Sebbene il Dott. Glosser abbia chiarito che la vita per gli immigrati non è mai stata facile negli Stati Uniti e la sua famiglia non era immune da trattamenti ingiusti e sentimenti antiebraici, ha accreditato la legge per proteggere i Glossari e consentire loro di prosperare come membri attivi della loro comunità . Miller, d'altro canto, sta promuovendo leggi che mirino agli immigrati che hanno ricevuto assistenza federale contando il loro caso per la cittadinanza, secondo quanto riferito dalla CNN il 7 agosto. Lo zio del consigliere ha anche tracciato parallelismi tra l'abitudine di suo nipote e l'abitudine del presidente Trump di falsare criminalizzare gli immigrati e i sentimenti antiebraici che i Glosser potrebbero aver provato durante il loro cammino verso la cittadinanza.

'Come nelle generazioni passate c'erano odio monger che consideravano i gruppi più recenti di poveri immigrati come feccia, stupratori, gangster, ubriachi e terroristi, ma in gran parte la famiglia Glosser è stata lasciata sola per vivere le nostre vite e costruire il sogno americano', Glosser ha scritto.

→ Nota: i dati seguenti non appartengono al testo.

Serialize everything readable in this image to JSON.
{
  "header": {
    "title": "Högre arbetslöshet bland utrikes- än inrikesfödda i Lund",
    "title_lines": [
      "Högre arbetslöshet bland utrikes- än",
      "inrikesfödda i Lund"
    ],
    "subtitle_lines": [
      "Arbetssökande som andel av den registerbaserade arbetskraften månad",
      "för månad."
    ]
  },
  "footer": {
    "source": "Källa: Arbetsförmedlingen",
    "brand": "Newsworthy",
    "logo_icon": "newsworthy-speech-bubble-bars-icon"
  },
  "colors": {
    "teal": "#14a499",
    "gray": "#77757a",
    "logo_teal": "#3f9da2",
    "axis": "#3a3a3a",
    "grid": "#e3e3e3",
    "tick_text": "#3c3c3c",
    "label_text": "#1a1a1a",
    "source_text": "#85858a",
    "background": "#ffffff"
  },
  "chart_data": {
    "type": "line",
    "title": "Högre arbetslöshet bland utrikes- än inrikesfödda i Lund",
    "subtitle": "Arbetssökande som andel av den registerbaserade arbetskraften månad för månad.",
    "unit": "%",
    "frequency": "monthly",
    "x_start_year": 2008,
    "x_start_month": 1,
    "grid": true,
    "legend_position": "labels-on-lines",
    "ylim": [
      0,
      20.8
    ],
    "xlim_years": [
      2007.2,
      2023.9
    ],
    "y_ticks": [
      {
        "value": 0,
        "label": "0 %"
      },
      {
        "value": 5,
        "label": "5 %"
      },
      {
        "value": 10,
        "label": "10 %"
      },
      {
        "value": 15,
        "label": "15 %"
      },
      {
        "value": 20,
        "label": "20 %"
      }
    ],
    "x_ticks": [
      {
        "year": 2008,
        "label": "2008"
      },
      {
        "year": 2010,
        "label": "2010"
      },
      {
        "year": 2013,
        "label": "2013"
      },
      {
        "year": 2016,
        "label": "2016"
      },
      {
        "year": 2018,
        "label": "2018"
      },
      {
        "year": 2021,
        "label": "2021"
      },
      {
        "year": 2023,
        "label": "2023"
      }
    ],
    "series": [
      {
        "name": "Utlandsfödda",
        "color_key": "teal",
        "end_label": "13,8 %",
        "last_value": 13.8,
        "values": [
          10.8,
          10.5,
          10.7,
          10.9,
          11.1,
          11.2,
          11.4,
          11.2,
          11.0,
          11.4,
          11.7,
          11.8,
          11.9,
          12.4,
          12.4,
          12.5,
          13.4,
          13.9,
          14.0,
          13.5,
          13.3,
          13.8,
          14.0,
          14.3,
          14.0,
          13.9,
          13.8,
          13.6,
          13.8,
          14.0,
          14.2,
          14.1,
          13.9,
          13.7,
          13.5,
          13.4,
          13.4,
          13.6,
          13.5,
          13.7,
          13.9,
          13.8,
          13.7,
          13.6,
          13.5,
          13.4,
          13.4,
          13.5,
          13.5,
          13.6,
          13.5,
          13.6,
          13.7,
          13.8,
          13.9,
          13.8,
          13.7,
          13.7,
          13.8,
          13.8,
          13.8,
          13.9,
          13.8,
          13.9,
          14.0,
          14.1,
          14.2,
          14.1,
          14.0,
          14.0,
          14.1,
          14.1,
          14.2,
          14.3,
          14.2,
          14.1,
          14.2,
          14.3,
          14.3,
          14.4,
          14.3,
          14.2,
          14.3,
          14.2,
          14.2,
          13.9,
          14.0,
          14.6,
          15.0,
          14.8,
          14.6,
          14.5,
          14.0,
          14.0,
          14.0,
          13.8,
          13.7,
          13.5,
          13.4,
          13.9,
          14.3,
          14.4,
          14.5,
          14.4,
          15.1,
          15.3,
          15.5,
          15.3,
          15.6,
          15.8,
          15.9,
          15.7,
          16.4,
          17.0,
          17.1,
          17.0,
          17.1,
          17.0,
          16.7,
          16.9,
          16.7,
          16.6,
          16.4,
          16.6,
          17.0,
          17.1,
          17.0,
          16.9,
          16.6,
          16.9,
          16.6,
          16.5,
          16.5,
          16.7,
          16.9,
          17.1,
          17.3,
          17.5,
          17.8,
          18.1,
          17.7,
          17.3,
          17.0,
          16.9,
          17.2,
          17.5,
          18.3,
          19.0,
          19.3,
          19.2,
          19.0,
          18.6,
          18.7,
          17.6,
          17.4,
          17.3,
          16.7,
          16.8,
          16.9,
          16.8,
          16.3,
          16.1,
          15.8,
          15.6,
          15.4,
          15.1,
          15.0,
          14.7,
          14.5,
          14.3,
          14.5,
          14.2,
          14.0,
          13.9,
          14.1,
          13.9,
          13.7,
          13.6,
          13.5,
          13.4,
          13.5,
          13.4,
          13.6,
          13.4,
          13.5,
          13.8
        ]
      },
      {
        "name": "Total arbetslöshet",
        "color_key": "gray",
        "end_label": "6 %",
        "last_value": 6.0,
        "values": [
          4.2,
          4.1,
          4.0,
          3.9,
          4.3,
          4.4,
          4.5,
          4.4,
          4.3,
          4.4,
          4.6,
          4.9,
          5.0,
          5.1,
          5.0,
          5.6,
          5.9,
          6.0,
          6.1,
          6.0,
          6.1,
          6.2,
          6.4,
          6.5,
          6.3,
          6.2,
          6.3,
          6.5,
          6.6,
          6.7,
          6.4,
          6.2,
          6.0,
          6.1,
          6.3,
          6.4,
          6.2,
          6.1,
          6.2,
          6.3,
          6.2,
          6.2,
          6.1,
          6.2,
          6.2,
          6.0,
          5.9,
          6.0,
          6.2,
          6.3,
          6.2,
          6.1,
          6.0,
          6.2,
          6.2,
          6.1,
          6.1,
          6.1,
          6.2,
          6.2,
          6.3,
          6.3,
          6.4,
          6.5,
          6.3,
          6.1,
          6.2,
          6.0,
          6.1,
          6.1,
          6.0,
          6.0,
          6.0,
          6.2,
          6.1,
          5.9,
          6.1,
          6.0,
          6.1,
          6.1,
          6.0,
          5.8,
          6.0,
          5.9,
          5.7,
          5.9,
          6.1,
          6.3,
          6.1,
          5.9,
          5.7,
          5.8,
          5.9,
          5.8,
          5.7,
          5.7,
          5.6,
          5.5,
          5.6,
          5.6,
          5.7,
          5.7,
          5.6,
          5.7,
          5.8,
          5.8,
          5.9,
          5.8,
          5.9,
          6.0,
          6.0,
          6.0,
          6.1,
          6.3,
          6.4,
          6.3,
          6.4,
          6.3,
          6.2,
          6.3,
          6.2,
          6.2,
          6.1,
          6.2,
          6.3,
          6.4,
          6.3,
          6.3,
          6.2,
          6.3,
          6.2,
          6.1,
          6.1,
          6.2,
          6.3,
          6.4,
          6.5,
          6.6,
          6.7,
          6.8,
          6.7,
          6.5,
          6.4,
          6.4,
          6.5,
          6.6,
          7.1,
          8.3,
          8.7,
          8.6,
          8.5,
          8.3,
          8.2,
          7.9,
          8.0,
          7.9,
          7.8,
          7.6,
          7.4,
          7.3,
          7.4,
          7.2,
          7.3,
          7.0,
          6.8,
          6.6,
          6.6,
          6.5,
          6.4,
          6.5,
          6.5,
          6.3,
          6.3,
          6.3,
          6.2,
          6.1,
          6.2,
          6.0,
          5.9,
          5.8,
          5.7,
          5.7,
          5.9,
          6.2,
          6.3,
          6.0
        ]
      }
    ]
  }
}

Ha concluso le sue accese critiche a suo nipote chiedendo la sfiducia nei confronti di politici, come Miller e il presidente Trump, che usano la paura e l'odio per dividere le prospettive del paese sull'immigrazione. Invece, il Dr. Glosser ha presentato la sua argomentazione per ritenere tutti coloro i cui antenati immigrati negli Stati Uniti sono responsabili della costruzione di un futuro migliore e più inclusivo.

'In quanto americani liberi e discendenti di immigrati e rifugiati, abbiamo l'obbligo di esercitare la nostra coscienza votando per i candidati che difenderanno i nostri più alti valori nazionali e non soccomberanno alle nostre più basse paure', ha concluso.